Colonização. Um dos campos cultivados por palestinos fica na colônia Fatzael, uma das primeiras estabelecidas na região, hoje habitada por 80 famílias. A israelense Orit Artzieli criou seus quatro filhos no assentamento. Ela deixou Tel-Aviv em 1970 em busca de um lugar tranquilo e foi para o Vale do Rio Jordão atraída pelos incentivos oferecidos pelo governo israelense e pela crença de que estaria colaborando com a defesa de seu país.

"Quando chegamos aqui não havia uma só pessoa. Trabalhamos muito duro para conseguir desenvolver a agricultura e sobreviver. Agora que o deserto está florescendo, os palestinos querem a terra para eles", reclama Orit.

Assim como a maioria dos colonos israelenses, ela diz que não aceitaria viver em território controlado pela Autoridade Palestina. "Vim para cá enviada pelo governo. Na época, era consenso que não deixaríamos o vale", lembra.

Orit segue atentamente os desenvolvimentos políticos que possam influenciar seu futuro e se queixa da falta de incentivo do atual governo israelense, que, de acordo com ela, não distribui permissões para novas construções há pelo menos dois anos.

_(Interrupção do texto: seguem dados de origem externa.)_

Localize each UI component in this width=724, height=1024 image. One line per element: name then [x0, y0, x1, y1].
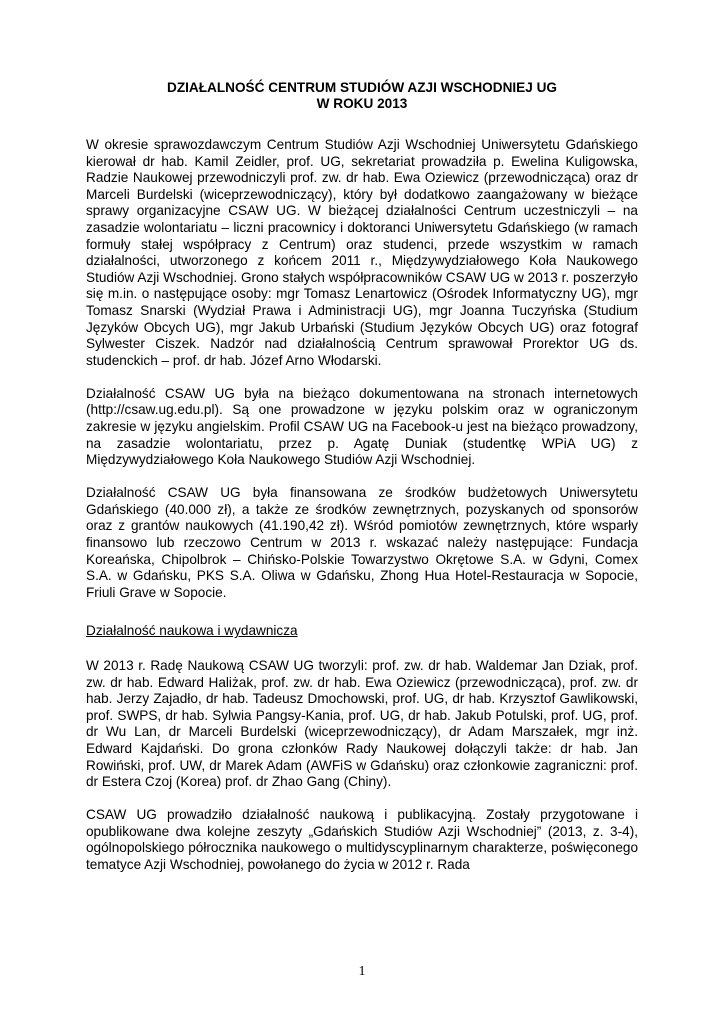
paragraph-publications: CSAW UG prowadziło działalność naukową i publikacyjną. Zostały przygotowane i opublikowane dwa kolejne zeszyty „Gdańskich Studiów Azji Wschodniej” (2013, z. 3-4), ogólnopolskiego półrocznika naukowego o multidyscyplinarnym charakterze, poświęconego tematyce Azji Wschodniej, powołanego do życia w 2012 r. Rada — [86, 807, 638, 873]
title-line-1: DZIAŁALNOŚĆ CENTRUM STUDIÓW AZJI WSCHODNIEJ UG — [167, 80, 557, 95]
title-line-2: W ROKU 2013 — [316, 96, 408, 111]
document-title — [86, 80, 638, 112]
section-heading: Działalność naukowa i wydawnicza — [86, 623, 298, 639]
paragraph-website: Działalność CSAW UG była na bieżąco dokumentowana na stronach internetowych (http://csaw.ug.edu.pl). Są one prowadzone w języku polskim oraz w ograniczonym zakresie w języku angielskim. Profil CSAW UG na Facebook-u jest na bieżąco prowadzony, na zasadzie wolontariatu, przez p. Agatę Duniak (studentkę WPiA UG) z Międzywydziałowego Koła Naukowego Studiów Azji Wschodniej. — [86, 385, 638, 468]
paragraph-director: W okresie sprawozdawczym Centrum Studiów Azji Wschodniej Uniwersytetu Gdańskiego kierował dr hab. Kamil Zeidler, prof. UG, sekretariat prowadziła p. Ewelina Kuligowska, Radzie Naukowej przewodniczyli prof. zw. dr hab. Ewa Oziewicz (przewodnicząca) oraz dr Marceli Burdelski (wiceprzewodniczący), który był dodatkowo zaangażowany w bieżące sprawy organizacyjne CSAW UG. W bieżącej działalności Centrum uczestniczyli – na zasadzie wolontariatu – liczni pracownicy i doktoranci Uniwersytetu Gdańskiego (w ramach formuły stałej współpracy z Centrum) oraz studenci, przede wszystkim w ramach działalności, utworzonego z końcem 2011 r., Międzywydziałowego Koła Naukowego Studiów Azji Wschodniej. Grono stałych współpracowników CSAW UG w 2013 r. poszerzyło się m.in. o następujące osoby: mgr Tomasz Lenartowicz (Ośrodek Informatyczny UG), mgr Tomasz Snarski (Wydział Prawa i Administracji UG), mgr Joanna Tuczyńska (Studium Języków Obcych UG), mgr Jakub Urbański (Studium Języków Obcych UG) oraz fotograf Sylwester Ciszek. Nadzór nad działalnością Centrum sprawował Prorektor UG ds. studenckich – prof. dr hab. Józef Arno Włodarski. — [86, 137, 638, 368]
paragraph-council: W 2013 r. Radę Naukową CSAW UG tworzyli: prof. zw. dr hab. Waldemar Jan Dziak, prof. zw. dr hab. Edward Haliżak, prof. zw. dr hab. Ewa Oziewicz (przewodnicząca), prof. zw. dr hab. Jerzy Zajadło, dr hab. Tadeusz Dmochowski, prof. UG, dr hab. Krzysztof Gawlikowski, prof. SWPS, dr hab. Sylwia Pangsy-Kania, prof. UG, dr hab. Jakub Potulski, prof. UG, prof. dr Wu Lan, dr Marceli Burdelski (wiceprzewodniczący), dr Adam Marszałek, mgr inż. Edward Kajdański. Do grona członków Rady Naukowej dołączyli także: dr hab. Jan Rowiński, prof. UW, dr Marek Adam (AWFiS w Gdańsku) oraz członkowie zagraniczni: prof. dr Estera Czoj (Korea) prof. dr Zhao Gang (Chiny). — [86, 658, 638, 790]
page-number: 1 — [358, 964, 366, 979]
document-body — [86, 137, 638, 890]
paragraph-funding: Działalność CSAW UG była finansowana ze środków budżetowych Uniwersytetu Gdańskiego (40.000 zł), a także ze środków zewnętrznych, pozyskanych od sponsorów oraz z grantów naukowych (41.190,42 zł). Wśród pomiotów zewnętrznych, które wsparły finansowo lub rzeczowo Centrum w 2013 r. wskazać należy następujące: Fundacja Koreańska, Chipolbrok – Chińsko-Polskie Towarzystwo Okrętowe S.A. w Gdyni, Comex S.A. w Gdańsku, PKS S.A. Oliwa w Gdańsku, Zhong Hua Hotel-Restauracja w Sopocie, Friuli Grave w Sopocie. — [86, 485, 638, 600]
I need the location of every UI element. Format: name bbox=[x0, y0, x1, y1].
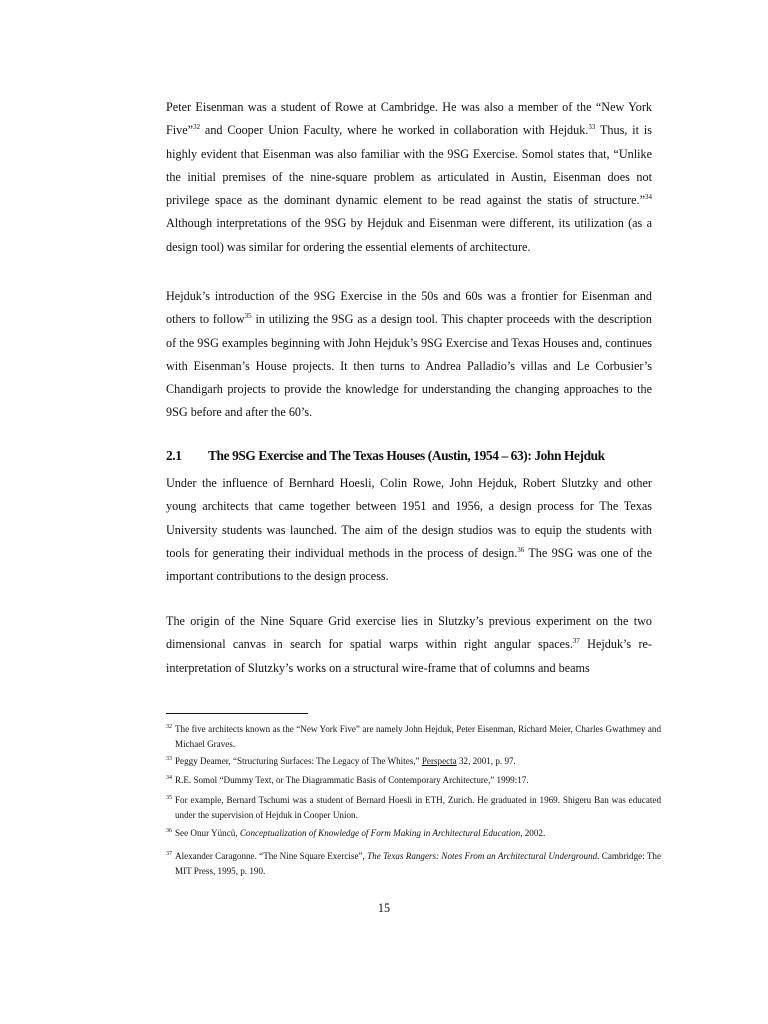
footnote-text: 32, 2001, p. 97. bbox=[456, 756, 516, 766]
book-title: Conceptualization of Knowledge of Form Making in Architectural Education bbox=[239, 828, 521, 838]
footnote-35: $^{35}$ For example, Bernard Tschumi was a student of Bernard Hoesli in ETH, Zurich. He graduated in 1969. Shigeru Ban was educated under the supervision of Hejduk in Cooper Union. bbox=[166, 795, 661, 820]
footnote-text: The five architects known as the “New York Five” are namely John Hejduk, Peter Eisenman, Richard Meier, Charles Gwathmey and Michael Graves. bbox=[175, 724, 661, 749]
paragraph-1 bbox=[166, 96, 652, 259]
paragraph-2 bbox=[166, 285, 652, 425]
section-heading bbox=[166, 448, 656, 464]
footnote-text: Peggy Deamer, “Structuring Surfaces: The Legacy of The Whites,” bbox=[175, 756, 422, 766]
footnote-ref[interactable]: 34 bbox=[645, 193, 652, 202]
footnote-text: See Onur Yüncü, bbox=[175, 828, 240, 838]
paragraph-text: The 9SG was one of the important contributions to the design process. bbox=[166, 545, 653, 584]
footnote-ref[interactable]: 37 bbox=[572, 637, 580, 646]
footnote-ref[interactable]: 32 bbox=[193, 123, 201, 132]
paragraph-text: and Cooper Union Faculty, where he worked in collaboration with Hejduk. bbox=[200, 123, 589, 138]
book-title: The Texas Rangers: Notes From an Architectural Underground bbox=[367, 851, 598, 861]
footnote-text: For example, Bernard Tschumi was a student of Bernard Hoesli in ETH, Zurich. He graduated in 1969. Shigeru Ban was educated under the supervision of Hejduk in Cooper Union. bbox=[175, 795, 661, 820]
paragraph-text: Hejduk’s introduction of the 9SG Exercise in the 50s and 60s was a frontier for Eisenman and others to follow bbox=[166, 289, 652, 327]
footnote-text: , 2002. bbox=[520, 828, 546, 838]
footnote-ref[interactable]: 33 bbox=[588, 123, 596, 132]
footnote-text: R.E. Somol “Dummy Text, or The Diagrammatic Basis of Contemporary Architecture,” 1999:17. bbox=[175, 775, 529, 785]
footnote-separator bbox=[166, 713, 308, 714]
footnote-32: $^{32}$ The five architects known as the “New York Five” are namely John Hejduk, Peter Eisenman, Richard Meier, Charles Gwathmey and Michael Graves. bbox=[166, 724, 661, 749]
page-number: 15 bbox=[377, 901, 391, 915]
paragraph-text: Thus, it is highly evident that Eisenman was also familiar with the 9SG Exercise. Somol states that, “Unlike the initial premises of the nine-square problem as articulated in Austin, Eisenman does not privilege space as the dominant dynamic element to be read against the statis of structure.” bbox=[166, 123, 653, 208]
paragraph-text: The origin of the Nine Square Grid exercise lies in Slutzky’s previous experiment on the two dimensional canvas in search for spatial warps within right angular spaces. bbox=[166, 614, 652, 652]
section-number: 2.1 bbox=[166, 448, 182, 463]
journal-title: Perspecta bbox=[421, 756, 457, 766]
paragraph-text: Hejduk’s re-interpretation of Slutzky’s works on a structural wire-frame that of columns and beams bbox=[166, 637, 652, 675]
footnote-ref[interactable]: 36 bbox=[517, 545, 525, 554]
footnote-ref[interactable]: 35 bbox=[244, 312, 252, 321]
paragraph-text: Although interpretations of the 9SG by Hejduk and Eisenman were different, its utilization (as a design tool) was similar for ordering the essential elements of architecture. bbox=[166, 216, 652, 254]
footnote-text: Alexander Caragonne. “The Nine Square Exercise”, bbox=[175, 851, 368, 861]
section-title: The 9SG Exercise and The Texas Houses (Austin, 1954 – 63): John Hejduk bbox=[208, 448, 605, 463]
paragraph-text: Peter Eisenman was a student of Rowe at Cambridge. He was also a member of the “New York Five” bbox=[166, 100, 652, 138]
paragraph-text: in utilizing the 9SG as a design tool. This chapter proceeds with the description of the 9SG examples beginning with John Hejduk’s 9SG Exercise and Texas Houses and, continues with Eisenman’s House projects. It then turns to Andrea Palladio’s villas and Le Corbusier’s Chandigarh projects to provide the knowledge for understanding the changing approaches to the 9SG before and after the 60’s. bbox=[166, 312, 652, 420]
footnote-36: $^{36}$ See Onur Yüncü, Conceptualization of Knowledge of Form Making in Architectural Education, 2002. bbox=[166, 828, 546, 838]
paragraph-3 bbox=[166, 472, 652, 588]
paragraph-text: Under the influence of Bernhard Hoesli, Colin Rowe, John Hejduk, Robert Slutzky and other young architects that came together between 1951 and 1956, a design process for The Texas University students was launched. The aim of the design studios was to equip the students with tools for generating their individual methods in the process of design. bbox=[166, 476, 652, 560]
footnote-33: $^{33}$ Peggy Deamer, “Structuring Surfaces: The Legacy of The Whites,” Perspecta 32, 2001, p. 97. bbox=[166, 756, 516, 766]
footnote-text: . Cambridge: The MIT Press, 1995, p. 190. bbox=[175, 851, 661, 876]
footnote-34: $^{34}$ R.E. Somol “Dummy Text, or The Diagrammatic Basis of Contemporary Architecture,” 1999:17. bbox=[166, 775, 529, 785]
footnote-37: $^{37}$ Alexander Caragonne. “The Nine Square Exercise”, The Texas Rangers: Notes From an Architectural Underground. Cambridge: The MIT Press, 1995, p. 190. bbox=[166, 851, 661, 876]
paragraph-4 bbox=[166, 610, 652, 680]
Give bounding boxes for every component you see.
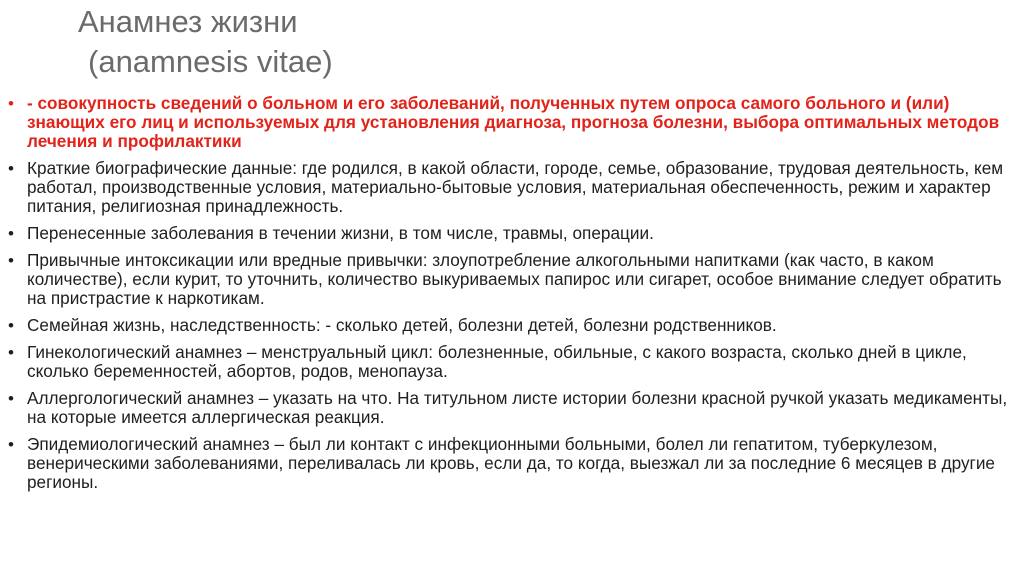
bullet-icon: • — [8, 435, 14, 454]
list-item-text: Перенесенные заболевания в течении жизни, в том числе, травмы, операции. — [27, 223, 654, 243]
bullet-icon: • — [8, 389, 14, 408]
bullet-icon: • — [8, 224, 14, 243]
list-item-allergological — [8, 389, 1008, 427]
bullet-icon: • — [8, 94, 14, 113]
list-item-text: Семейная жизнь, наследственность: - сколько детей, болезни детей, болезни родственников. — [27, 315, 777, 335]
bullet-icon: • — [8, 343, 14, 362]
list-item-text: Эпидемиологический анамнез – был ли контакт с инфекционными больными, болел ли гепатитом, туберкулезом, венерическими заболеваниями, переливалась ли кровь, если да, то когда, выезжал ли за последние 6 месяцев в другие регионы. — [27, 434, 995, 492]
bullet-icon: • — [8, 316, 14, 335]
list-item-text: Краткие биографические данные: где родился, в какой области, городе, семье, образование, трудовая деятельность, кем работал, производственные условия, материально-бытовые условия, материальная обеспеченность, режим и характер питания, религиозная принадлежность. — [27, 158, 1004, 216]
list-item-gynecological — [8, 343, 1008, 381]
bullet-icon: • — [8, 159, 14, 178]
list-item-text: Гинекологический анамнез – менструальный цикл: болезненные, обильные, с какого возраста, сколько дней в цикле, сколько беременностей, абортов, родов, менопауза. — [27, 342, 967, 381]
bullet-icon: • — [8, 251, 14, 270]
list-item-text: Привычные интоксикации или вредные привычки: злоупотребление алкогольными напитками (как часто, в каком количестве), если курит, то уточнить, количество выкуриваемых папирос или сигарет, особое внимание следует обратить на пристрастие к наркотикам. — [27, 250, 1002, 308]
bullet-list — [8, 94, 1008, 500]
slide-title — [78, 2, 978, 82]
list-item-bad-habits — [8, 251, 1008, 308]
list-item-past-diseases — [8, 224, 1008, 243]
list-item-text: - совокупность сведений о больном и его заболеваний, полученных путем опроса самого больного и (или) знающих его лиц и используемых для установления диагноза, прогноза болезни, выбора оптимальных методов лечения и профилактики — [27, 93, 1000, 151]
list-item-family-heredity — [8, 316, 1008, 335]
list-item-biography — [8, 159, 1008, 216]
list-item-epidemiological — [8, 435, 1008, 492]
title-line-2: (anamnesis vitae) — [88, 44, 333, 79]
list-item-text: Аллергологический анамнез – указать на что. На титульном листе истории болезни красной ручкой указать медикаменты, на которые имеется аллергическая реакция. — [27, 388, 1008, 427]
title-line-1: Анамнез жизни — [78, 4, 298, 39]
list-item-definition — [8, 94, 1008, 151]
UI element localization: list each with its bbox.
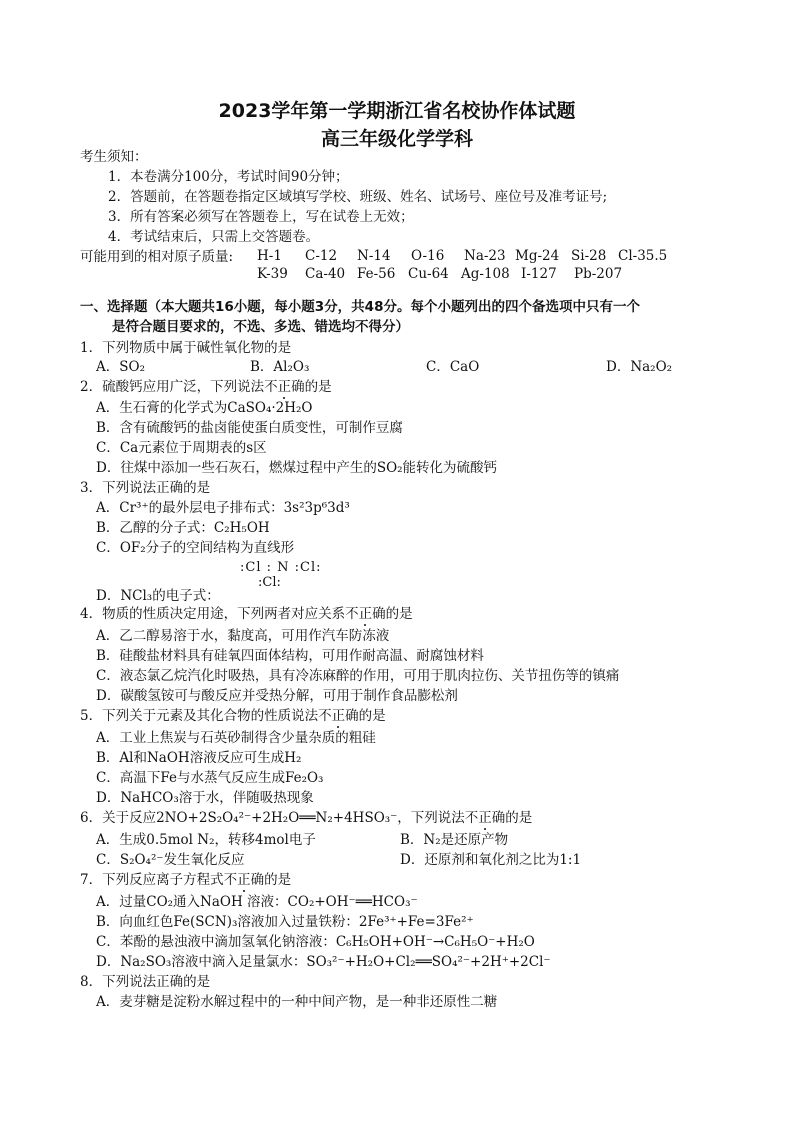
question-1-stem: 1．下列物质中属于碱性氧化物的是 xyxy=(80,340,292,356)
question-4-option-b: B．硅酸盐材料具有硅氧四面体结构，可用作耐高温、耐腐蚀材料 xyxy=(96,648,484,664)
question-6-stem: 6．关于反应2NO+2S₂O₄²⁻+2H₂O══N₂+4HSO₃⁻，下列说法不正确的是 xyxy=(80,810,533,826)
emphasis-dotted: 不正确 xyxy=(223,872,265,888)
atomic-mass: C-12 xyxy=(305,248,338,264)
notice-item-1: 1．本卷满分100分，考试时间90分钟； xyxy=(108,169,349,185)
question-2-stem: 2．硫酸钙应用广泛，下列说法不正确的是 xyxy=(80,379,332,395)
question-4-option-d: D．碳酸氢铵可与酸反应并受热分解，可用于制作食品膨松剂 xyxy=(96,688,458,704)
atomic-mass: Mg-24 xyxy=(515,248,560,264)
question-7-option-d: D．Na₂SO₃溶液中滴入足量氯水：SO₃²⁻+H₂O+Cl₂══SO₄²⁻+2H⁺+2Cl⁻ xyxy=(96,954,551,970)
emphasis-dotted: 不正确 xyxy=(318,708,359,724)
atomic-mass: Pb-207 xyxy=(574,266,623,282)
question-6-option-c: C．S₂O₄²⁻发生氧化反应 xyxy=(96,852,245,868)
question-3-stem: 3．下列说法正确的是 xyxy=(80,480,211,496)
question-3-option-d: D．NCl₃的电子式： xyxy=(96,588,220,604)
question-3-option-b: B．乙醇的分子式：C₂H₅OH xyxy=(96,520,270,536)
question-1-option-a: A．SO₂ xyxy=(96,359,145,375)
section-heading-line-1: 一、选择题（本大题共16小题，每小题3分，共48分。每个小题列出的四个备选项中只有一个 xyxy=(80,299,640,315)
atomic-mass: Ca-40 xyxy=(305,266,346,282)
question-1-option-c: C．CaO xyxy=(426,359,480,375)
atomic-mass: Cl-35.5 xyxy=(618,248,668,264)
question-7-stem: 7．下列反应离子方程式不正确的是 xyxy=(80,872,292,888)
question-6-option-d: D．还原剂和氧化剂之比为1:1 xyxy=(400,852,582,868)
question-5-option-b: B．Al和NaOH溶液反应可生成H₂ xyxy=(96,750,302,766)
atomic-mass: Ag-108 xyxy=(461,266,510,282)
question-1-option-d: D．Na₂O₂ xyxy=(606,359,673,375)
atomic-mass: I-127 xyxy=(521,266,557,282)
question-4-option-c: C．液态氯乙烷汽化时吸热，具有冷冻麻醉的作用，可用于肌肉拉伤、关节扭伤等的镇痛 xyxy=(96,668,620,684)
exam-subtitle: 高三年级化学学科 xyxy=(320,128,473,150)
question-5-option-a: A．工业上焦炭与石英砂制得含少量杂质的粗硅 xyxy=(96,730,376,746)
atomic-mass: Si-28 xyxy=(571,248,607,264)
question-2-option-d: D．往煤中添加一些石灰石，燃煤过程中产生的SO₂能转化为硫酸钙 xyxy=(96,460,498,476)
question-8-option-a: A．麦芽糖是淀粉水解过程中的一种中间产物，是一种非还原性二糖 xyxy=(96,994,498,1010)
notice-heading: 考生须知： xyxy=(80,149,148,165)
section-heading-line-2: 是符合题目要求的，不选、多选、错选均不得分） xyxy=(112,319,409,335)
question-4-option-a: A．乙二醇易溶于水，黏度高，可用作汽车防冻液 xyxy=(96,628,390,644)
emphasis-dotted: 不正确 xyxy=(264,379,305,395)
atomic-mass: Na-23 xyxy=(464,248,506,264)
atomic-mass: H-1 xyxy=(257,248,282,264)
question-8-stem: 8．下列说法正确的是 xyxy=(80,974,211,990)
atomic-mass: O-16 xyxy=(411,248,445,264)
atomic-mass: K-39 xyxy=(257,266,288,282)
question-4-stem: 4．物质的性质决定用途，下列两者对应关系不正确的是 xyxy=(80,606,413,622)
question-3-option-a: A．Cr³⁺的最外层电子排布式：3s²3p⁶3d³ xyxy=(96,500,350,516)
ncl3-lewis-structure: :Cl : N :Cl: :Cl: xyxy=(240,560,322,590)
question-2-option-a: A．生石膏的化学式为CaSO₄·2H₂O xyxy=(96,400,313,416)
atomic-mass: Fe-56 xyxy=(357,266,396,282)
question-7-option-c: C．苯酚的悬浊液中滴加氢氧化钠溶液：C₆H₅OH+OH⁻→C₆H₅O⁻+H₂O xyxy=(96,934,535,950)
question-1-option-b: B．Al₂O₃ xyxy=(250,359,310,375)
question-5-stem: 5．下列关于元素及其化合物的性质说法不正确的是 xyxy=(80,708,386,724)
question-7-option-a: A．过量CO₂通入NaOH 溶液：CO₂+OH⁻══HCO₃⁻ xyxy=(96,894,418,910)
question-5-option-d: D．NaHCO₃溶于水，伴随吸热现象 xyxy=(96,790,314,806)
question-3-option-c: C．OF₂分子的空间结构为直线形 xyxy=(96,540,295,556)
question-6-option-a: A．生成0.5mol N₂，转移4mol电子 xyxy=(96,832,316,848)
atomic-mass: N-14 xyxy=(357,248,391,264)
atomic-mass-label: 可能用到的相对原子质量: xyxy=(80,249,234,265)
emphasis-dotted: 不正确 xyxy=(464,810,506,826)
question-2-option-c: C．Ca元素位于周期表的s区 xyxy=(96,440,267,456)
emphasis-dotted: 不正确 xyxy=(345,606,386,622)
question-5-option-c: C．高温下Fe与水蒸气反应生成Fe₂O₃ xyxy=(96,770,324,786)
notice-item-4: 4．考试结束后，只需上交答题卷。 xyxy=(108,229,320,245)
question-7-option-b: B．向血红色Fe(SCN)₃溶液加入过量铁粉：2Fe³⁺+Fe=3Fe²⁺ xyxy=(96,914,474,930)
atomic-mass: Cu-64 xyxy=(408,266,449,282)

"A vida aqui se tornou tão agradável que nossos filhos deixam a colônia para estudar, mas, depois, querem voltar para criar seus filhos no clima pastoral da comunidade. Somos impedidos de expandir as casas e sofremos com isso", disse.

PARA ENTENDER

Região é corredor de segurança

Por causa de sua importância estratégica, o Vale do Rio Jordão é considerado por Israel sua fronteira oriental, fundamental para a defesa contra ataques de países vizinhos e contrabando de armas. Ele fica entre a Jordânia e as principais cidades palestinas na Cisjordânia. A maior cidade da região é Jericó, com 20 mil habitantes, controlada pela Autoridade Palestina. Desde 1967, o governo israelense estimulou a colonização do vale para a criação do que classificou de uma "barreira de segurança". Atualmente, cerca de 6 mil pessoas vivem em mais de 20 colônias estabelecidas na região. Graças à tecnologia israelense de agricultura intensiva, as condições climáticas foram superadas e hoje a principal fonte de renda da região é proveniente da exportação de tâmaras, pimenta, uvas e temperos. "A manutenção desse território é indiscutível. Em 1948, durante a Guerra de Independência, o vale foi a porta de entrada dos Exércitos jordaniano e iraquiano", disse o especialista Efraim Inbar, da Universidade Bar-Ilan.